There are different areas of grief. I will list some of them here:
The feelings that are normally experienced in grief and loss are sorrow, emotional pain, depression, loneliness, isolation, devastation, confusion, anger at God, anger at oneself and/or the deceased, guilt, helplessness, hopelessness, a sense of being lost, and a sense that things are out of control.
Cumulative Grief - This results when a person suffers several losses or several deaths close together. This makes it impossible for the individual to recover from one loss quickly because another happens. It also occurs when there is not ahealthy recovery from a first loss. Therefore, a subsequent death years later can reopen the first wound. Recovery from the subsequent death can be extremely torturous and cannot take place until the first loss is healed.
Anticipatory Grief - This is experienced by the family of a person who is dying of a terminal disease as well as by the person him/herself. They both go through the stages of grief prior to the death in anticipation of the death. It may not end the grieving, because the family, especially the one who provided most of the care, may now have to adjust to the absence of this person to care for even though the death was anticipated.
Death of a marriage relationship - This, of course, is due to divorce and involves the loss of the emotional and physical support system even though both individuals as well as any children, continue to live and may have a relationship associated with alimony, child support, child custody, and visitation. This kind oftentimes involves its own kind of grief recovery.

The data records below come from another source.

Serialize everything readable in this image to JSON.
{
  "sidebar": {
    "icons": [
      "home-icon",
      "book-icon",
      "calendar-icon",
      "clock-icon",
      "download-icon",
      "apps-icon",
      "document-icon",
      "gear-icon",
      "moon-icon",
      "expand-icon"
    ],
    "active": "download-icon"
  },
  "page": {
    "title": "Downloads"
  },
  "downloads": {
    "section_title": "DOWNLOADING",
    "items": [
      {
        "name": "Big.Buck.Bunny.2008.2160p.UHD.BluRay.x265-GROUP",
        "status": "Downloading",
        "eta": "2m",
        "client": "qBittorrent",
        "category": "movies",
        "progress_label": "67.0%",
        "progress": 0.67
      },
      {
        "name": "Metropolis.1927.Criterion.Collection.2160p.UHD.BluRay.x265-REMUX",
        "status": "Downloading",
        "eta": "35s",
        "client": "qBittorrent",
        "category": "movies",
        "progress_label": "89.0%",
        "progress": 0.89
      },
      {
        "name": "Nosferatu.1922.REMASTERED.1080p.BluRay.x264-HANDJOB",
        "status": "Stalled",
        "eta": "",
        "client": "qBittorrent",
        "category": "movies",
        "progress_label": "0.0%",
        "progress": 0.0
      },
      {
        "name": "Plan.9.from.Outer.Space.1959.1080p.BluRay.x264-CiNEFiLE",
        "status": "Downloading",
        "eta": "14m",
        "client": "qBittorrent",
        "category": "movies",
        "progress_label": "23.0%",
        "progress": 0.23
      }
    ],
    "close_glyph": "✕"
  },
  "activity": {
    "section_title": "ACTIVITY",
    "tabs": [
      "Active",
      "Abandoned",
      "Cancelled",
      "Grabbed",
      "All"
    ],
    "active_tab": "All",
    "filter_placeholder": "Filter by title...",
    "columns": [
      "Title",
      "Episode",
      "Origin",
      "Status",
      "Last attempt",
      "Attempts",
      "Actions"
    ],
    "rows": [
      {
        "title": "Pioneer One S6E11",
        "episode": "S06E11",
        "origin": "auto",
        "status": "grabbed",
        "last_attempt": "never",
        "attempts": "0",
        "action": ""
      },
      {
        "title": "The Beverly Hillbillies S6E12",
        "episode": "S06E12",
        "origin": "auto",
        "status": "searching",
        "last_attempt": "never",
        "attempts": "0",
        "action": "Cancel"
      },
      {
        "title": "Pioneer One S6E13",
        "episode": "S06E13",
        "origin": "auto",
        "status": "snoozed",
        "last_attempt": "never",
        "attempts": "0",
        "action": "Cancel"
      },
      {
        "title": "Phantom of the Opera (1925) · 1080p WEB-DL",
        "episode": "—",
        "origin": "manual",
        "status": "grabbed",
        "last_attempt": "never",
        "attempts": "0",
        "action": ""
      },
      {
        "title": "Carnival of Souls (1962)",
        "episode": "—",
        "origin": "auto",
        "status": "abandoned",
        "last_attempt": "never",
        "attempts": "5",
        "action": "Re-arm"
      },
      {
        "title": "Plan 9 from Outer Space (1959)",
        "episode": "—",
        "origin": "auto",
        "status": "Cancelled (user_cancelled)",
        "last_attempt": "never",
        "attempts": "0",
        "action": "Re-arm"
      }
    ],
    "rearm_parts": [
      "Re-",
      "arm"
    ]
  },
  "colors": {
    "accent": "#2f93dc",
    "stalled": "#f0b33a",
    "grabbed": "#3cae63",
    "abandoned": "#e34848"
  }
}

The feelings we experience, are normal reactions to any loss of someone dear to us, but there is definite hope for the one who is mourning. There are grief recovery groups and seminars to help people through their grief. In other countries, large families live together so they help each other by telling stories and crying together. In our society, we used to give people 30 days to grieve. Today, the immediate family is frequently separated by many miles so jobs and schooling demand permanent physical separation and the period of grief may take longer. There is little family support except for the few days centered around the funeral.
The apostle Paul shares with us in 2 Thessalonians 4:13, "Brothers, we do not want you to be ignorant about those who fall asleep or to grieve like the rest of men, who have no hope." Paul did not tell us NOT to grieve, but to HOLD onto hope.